@Verali

Vera Linß, Moderatorin und Journalistin

Dem neoliberalen Zeitgeist erlegen

Nikos Chilas

Nikos Chilas

Wer:
* Nikos Chilas, Journalist, seit 1992 als Korrespondent in Deutschland, aktuell für die Wochenzeitung „To Vima“
* Vera Linß, Medienjournalistin
Was: Interview zur Berichterstattung deutscher Medien über Griechenland
Wann: rec.: 08.07.2015, 15:15 Uhr
Wo: Berlin, Gebäude der Bundespressekonferenz

Die deutschen Massenmedien zeichnen sich durch Professionalität und guten Stil aus. Aber darüber hinaus, was die griechische Berichterstattung betrifft, ich finde, das ist zum großen Teil katastrophal. Ich sag Ihnen auch gleich, warum. Ich finde, dass die deutschen Medien dem neoliberalen Zeitgeist erlegen sind. Dadurch kommt es zu ziemlich großen Verzerrungen bei der Berichterstattung. Ich möchte nicht die Kollegen schlecht reden, sie sind die absoluten Profis. Es gibt den berühmten Verblendungszusammenhang von Adorno. Man geht sehenden Auges wohin und man sieht das, was man vor sich hat, nicht.
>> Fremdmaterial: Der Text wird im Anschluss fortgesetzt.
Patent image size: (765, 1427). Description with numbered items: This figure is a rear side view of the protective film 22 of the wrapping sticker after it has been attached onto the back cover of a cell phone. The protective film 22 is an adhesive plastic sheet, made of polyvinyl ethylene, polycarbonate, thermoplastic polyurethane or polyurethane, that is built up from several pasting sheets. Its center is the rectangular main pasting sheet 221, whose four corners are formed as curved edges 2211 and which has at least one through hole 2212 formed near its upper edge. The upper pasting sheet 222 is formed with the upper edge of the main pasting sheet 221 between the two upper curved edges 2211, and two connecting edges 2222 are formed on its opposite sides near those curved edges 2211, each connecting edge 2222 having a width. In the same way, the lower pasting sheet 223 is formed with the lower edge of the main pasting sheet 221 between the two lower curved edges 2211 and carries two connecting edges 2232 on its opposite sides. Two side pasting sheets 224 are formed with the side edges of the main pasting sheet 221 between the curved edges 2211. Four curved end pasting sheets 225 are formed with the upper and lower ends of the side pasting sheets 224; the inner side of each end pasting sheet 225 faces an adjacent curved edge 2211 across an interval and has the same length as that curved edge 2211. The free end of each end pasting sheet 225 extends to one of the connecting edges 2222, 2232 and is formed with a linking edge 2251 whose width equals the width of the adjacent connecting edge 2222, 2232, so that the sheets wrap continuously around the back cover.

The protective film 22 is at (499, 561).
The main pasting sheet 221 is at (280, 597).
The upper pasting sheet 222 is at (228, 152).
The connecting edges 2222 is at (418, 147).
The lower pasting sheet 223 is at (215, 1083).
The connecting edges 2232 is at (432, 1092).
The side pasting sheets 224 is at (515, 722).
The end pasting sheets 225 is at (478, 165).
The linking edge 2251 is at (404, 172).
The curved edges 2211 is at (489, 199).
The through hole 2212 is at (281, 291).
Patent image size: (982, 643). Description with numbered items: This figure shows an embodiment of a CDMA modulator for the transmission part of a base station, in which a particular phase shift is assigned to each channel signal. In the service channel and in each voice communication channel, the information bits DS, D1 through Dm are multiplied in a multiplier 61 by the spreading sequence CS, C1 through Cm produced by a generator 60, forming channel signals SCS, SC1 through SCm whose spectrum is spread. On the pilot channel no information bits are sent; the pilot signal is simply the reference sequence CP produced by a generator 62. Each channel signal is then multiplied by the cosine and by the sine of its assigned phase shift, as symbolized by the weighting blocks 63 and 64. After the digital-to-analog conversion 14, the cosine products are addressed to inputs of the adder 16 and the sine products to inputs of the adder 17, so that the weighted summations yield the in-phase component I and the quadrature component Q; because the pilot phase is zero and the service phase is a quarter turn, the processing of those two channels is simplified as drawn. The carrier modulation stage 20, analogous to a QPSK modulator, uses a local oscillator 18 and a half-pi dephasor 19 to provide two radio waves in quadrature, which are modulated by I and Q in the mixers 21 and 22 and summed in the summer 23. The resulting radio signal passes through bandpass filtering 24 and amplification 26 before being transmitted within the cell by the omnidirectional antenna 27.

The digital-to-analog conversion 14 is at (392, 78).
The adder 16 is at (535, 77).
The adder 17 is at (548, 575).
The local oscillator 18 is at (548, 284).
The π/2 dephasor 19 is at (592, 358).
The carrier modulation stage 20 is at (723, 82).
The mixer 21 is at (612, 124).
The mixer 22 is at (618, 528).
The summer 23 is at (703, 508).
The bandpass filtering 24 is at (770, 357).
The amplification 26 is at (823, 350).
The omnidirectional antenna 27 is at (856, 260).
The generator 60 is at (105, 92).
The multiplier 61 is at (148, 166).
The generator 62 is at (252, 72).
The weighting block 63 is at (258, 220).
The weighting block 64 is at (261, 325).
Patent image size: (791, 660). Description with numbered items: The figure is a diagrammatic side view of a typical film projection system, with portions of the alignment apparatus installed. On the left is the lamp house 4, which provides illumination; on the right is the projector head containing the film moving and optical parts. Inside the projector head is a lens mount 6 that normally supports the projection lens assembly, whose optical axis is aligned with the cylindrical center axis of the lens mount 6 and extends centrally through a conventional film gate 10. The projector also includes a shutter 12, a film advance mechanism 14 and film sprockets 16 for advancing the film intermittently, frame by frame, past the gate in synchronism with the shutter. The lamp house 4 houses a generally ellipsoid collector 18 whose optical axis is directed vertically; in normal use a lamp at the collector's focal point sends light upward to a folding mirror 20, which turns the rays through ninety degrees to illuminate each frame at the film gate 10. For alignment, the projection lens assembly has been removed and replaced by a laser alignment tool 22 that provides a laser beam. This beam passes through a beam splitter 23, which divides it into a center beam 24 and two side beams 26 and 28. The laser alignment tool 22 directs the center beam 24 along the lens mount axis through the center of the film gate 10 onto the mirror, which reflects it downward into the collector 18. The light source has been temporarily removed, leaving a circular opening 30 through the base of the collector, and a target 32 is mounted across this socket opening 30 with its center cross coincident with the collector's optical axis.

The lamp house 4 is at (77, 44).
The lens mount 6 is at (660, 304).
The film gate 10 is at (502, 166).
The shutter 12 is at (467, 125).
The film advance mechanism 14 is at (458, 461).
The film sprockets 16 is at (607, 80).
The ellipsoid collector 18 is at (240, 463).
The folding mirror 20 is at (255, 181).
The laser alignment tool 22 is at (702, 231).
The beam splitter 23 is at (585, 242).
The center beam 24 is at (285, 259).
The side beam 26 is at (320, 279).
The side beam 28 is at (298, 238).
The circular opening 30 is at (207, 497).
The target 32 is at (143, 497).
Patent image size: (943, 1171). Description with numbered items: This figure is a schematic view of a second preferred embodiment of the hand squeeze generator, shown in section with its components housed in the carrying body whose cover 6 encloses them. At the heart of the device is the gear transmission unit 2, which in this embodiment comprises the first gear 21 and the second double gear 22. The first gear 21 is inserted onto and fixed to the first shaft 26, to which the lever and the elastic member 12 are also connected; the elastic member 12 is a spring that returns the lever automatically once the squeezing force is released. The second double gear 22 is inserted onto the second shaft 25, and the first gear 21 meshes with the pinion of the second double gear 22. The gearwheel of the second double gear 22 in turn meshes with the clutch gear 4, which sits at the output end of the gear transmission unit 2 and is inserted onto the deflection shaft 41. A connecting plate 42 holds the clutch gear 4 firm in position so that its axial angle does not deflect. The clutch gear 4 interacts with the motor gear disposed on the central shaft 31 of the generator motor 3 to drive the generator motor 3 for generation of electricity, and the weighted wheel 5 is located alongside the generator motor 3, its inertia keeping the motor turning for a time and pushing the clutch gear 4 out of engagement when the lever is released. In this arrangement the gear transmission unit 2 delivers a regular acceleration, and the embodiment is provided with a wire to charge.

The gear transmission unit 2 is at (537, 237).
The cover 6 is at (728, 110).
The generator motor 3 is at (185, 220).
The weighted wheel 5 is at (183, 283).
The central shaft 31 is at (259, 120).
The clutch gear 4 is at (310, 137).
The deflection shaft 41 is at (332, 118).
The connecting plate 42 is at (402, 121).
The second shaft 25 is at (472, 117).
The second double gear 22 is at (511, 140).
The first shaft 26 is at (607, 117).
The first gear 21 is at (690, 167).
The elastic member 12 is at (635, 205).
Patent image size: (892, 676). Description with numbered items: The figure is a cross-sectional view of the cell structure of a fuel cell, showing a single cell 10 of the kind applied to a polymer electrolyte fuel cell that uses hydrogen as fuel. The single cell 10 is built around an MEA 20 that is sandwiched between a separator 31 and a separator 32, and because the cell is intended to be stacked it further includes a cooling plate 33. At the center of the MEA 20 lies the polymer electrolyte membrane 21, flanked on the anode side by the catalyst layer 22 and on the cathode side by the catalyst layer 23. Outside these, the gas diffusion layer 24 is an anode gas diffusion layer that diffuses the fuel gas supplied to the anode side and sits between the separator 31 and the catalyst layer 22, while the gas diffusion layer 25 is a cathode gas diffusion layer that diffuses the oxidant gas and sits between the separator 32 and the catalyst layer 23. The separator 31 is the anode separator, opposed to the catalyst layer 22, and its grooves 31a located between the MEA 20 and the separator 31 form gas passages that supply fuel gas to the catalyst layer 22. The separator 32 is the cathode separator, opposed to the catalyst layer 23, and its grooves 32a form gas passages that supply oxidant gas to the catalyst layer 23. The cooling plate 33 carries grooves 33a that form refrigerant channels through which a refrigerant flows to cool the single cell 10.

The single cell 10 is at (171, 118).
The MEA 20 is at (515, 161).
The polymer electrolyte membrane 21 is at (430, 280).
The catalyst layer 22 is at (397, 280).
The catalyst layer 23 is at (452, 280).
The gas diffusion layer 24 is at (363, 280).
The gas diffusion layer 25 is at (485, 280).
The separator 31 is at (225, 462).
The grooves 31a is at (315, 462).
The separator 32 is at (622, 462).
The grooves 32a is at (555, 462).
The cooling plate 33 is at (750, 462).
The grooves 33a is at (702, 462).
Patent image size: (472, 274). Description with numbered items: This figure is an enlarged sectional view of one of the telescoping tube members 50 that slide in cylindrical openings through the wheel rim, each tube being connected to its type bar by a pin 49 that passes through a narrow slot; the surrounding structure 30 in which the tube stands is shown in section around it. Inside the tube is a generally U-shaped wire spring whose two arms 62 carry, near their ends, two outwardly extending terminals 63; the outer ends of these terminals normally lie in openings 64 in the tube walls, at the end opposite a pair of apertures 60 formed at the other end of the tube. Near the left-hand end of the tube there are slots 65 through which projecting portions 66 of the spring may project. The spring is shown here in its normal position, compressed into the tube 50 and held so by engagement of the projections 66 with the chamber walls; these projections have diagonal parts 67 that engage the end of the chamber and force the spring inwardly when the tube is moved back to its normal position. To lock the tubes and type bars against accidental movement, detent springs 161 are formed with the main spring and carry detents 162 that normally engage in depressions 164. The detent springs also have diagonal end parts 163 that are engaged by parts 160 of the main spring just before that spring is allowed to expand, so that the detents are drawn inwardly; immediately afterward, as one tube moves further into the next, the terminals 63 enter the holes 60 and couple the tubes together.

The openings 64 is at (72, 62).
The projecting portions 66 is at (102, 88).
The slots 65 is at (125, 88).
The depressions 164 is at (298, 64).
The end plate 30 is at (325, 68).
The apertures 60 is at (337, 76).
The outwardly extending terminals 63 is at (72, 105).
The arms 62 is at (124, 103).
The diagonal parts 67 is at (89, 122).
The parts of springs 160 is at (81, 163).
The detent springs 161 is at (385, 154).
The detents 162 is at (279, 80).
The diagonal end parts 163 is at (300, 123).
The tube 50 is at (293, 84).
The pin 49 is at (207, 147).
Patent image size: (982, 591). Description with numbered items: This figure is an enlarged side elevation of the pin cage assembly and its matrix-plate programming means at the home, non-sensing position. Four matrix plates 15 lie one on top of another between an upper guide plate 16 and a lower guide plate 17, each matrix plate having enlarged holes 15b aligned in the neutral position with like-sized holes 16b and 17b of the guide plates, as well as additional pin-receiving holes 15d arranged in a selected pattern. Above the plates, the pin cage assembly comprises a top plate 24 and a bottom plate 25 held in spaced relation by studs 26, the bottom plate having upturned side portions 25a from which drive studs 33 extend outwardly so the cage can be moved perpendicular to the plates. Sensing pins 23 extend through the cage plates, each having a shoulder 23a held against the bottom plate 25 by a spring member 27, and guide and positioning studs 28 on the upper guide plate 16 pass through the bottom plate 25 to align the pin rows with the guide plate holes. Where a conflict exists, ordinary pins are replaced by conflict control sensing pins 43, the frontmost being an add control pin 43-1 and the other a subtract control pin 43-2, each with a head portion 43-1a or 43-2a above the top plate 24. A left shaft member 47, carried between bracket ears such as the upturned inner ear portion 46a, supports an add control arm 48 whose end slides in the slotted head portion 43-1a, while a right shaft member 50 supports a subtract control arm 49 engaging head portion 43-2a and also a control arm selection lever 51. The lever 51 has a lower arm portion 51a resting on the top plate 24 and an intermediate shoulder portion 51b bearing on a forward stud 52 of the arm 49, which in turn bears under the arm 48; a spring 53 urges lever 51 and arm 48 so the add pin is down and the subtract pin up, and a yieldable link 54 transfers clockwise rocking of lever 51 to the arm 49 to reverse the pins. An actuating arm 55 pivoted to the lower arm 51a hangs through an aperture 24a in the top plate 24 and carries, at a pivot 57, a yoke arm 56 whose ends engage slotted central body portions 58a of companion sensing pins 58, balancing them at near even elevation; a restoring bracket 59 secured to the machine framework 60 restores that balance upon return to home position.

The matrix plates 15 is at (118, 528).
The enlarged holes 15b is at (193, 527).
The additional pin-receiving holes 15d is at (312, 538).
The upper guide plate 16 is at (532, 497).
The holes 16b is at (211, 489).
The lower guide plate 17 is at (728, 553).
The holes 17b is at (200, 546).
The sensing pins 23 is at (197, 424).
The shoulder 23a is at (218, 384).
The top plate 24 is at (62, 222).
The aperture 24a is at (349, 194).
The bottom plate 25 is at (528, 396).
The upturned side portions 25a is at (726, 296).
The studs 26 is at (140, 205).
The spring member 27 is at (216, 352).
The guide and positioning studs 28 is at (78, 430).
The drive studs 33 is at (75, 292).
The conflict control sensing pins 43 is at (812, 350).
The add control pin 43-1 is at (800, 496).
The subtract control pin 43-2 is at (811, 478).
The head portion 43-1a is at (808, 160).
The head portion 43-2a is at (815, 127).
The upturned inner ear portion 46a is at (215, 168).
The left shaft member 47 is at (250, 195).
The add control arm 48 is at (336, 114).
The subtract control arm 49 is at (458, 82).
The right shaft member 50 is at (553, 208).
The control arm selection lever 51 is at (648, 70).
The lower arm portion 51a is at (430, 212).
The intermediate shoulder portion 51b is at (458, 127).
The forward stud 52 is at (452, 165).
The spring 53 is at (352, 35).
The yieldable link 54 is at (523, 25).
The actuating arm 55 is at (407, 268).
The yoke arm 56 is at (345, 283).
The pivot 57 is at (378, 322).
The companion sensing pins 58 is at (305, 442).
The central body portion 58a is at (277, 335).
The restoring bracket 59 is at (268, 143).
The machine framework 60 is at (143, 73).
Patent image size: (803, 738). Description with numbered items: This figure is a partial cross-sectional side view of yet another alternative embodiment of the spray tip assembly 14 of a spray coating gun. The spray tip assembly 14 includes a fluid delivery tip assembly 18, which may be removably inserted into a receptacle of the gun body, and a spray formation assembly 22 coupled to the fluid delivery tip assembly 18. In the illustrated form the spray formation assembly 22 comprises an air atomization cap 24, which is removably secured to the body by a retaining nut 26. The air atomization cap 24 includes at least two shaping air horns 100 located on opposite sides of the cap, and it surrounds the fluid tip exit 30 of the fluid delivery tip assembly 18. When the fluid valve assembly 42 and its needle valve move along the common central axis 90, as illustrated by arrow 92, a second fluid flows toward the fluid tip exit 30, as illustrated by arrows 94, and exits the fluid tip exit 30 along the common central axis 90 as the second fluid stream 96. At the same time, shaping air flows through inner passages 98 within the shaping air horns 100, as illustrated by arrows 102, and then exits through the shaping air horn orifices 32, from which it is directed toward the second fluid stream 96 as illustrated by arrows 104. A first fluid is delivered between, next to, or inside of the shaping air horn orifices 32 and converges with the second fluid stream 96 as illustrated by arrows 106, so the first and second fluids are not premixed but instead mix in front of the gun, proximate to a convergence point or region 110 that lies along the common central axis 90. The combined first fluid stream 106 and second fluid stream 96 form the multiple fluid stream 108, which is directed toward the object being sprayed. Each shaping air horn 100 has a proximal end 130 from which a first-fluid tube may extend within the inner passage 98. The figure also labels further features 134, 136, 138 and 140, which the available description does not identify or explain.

Man sieht nicht, dass Deutschland und die anderen Gläubigerstaaten ein bereits ruiniertes Land doppelt ruiniert haben. Und sie gehen immer vom Standpunkt der Rhetorik und der Politik der Regierung aus. Dabei sind es – die Kollegen meine ich – ganz kritische Leute in jeder anderen Hinsicht. Aber in diesem einen Punkt finde ich, dass sie versagen.

Wie erklären Sie sich dieses Versagen?
Das habe ich Ihnen bereits erklärt. Das ist einerseits diese politische Blindheit, die eben zu diesem Verschauen führt. Ansonsten ist das nicht zu erklären. An guten Vorsätzen und analytischer Begabung, an Talent etc. fehlt es nicht.

Was müsste anders laufen?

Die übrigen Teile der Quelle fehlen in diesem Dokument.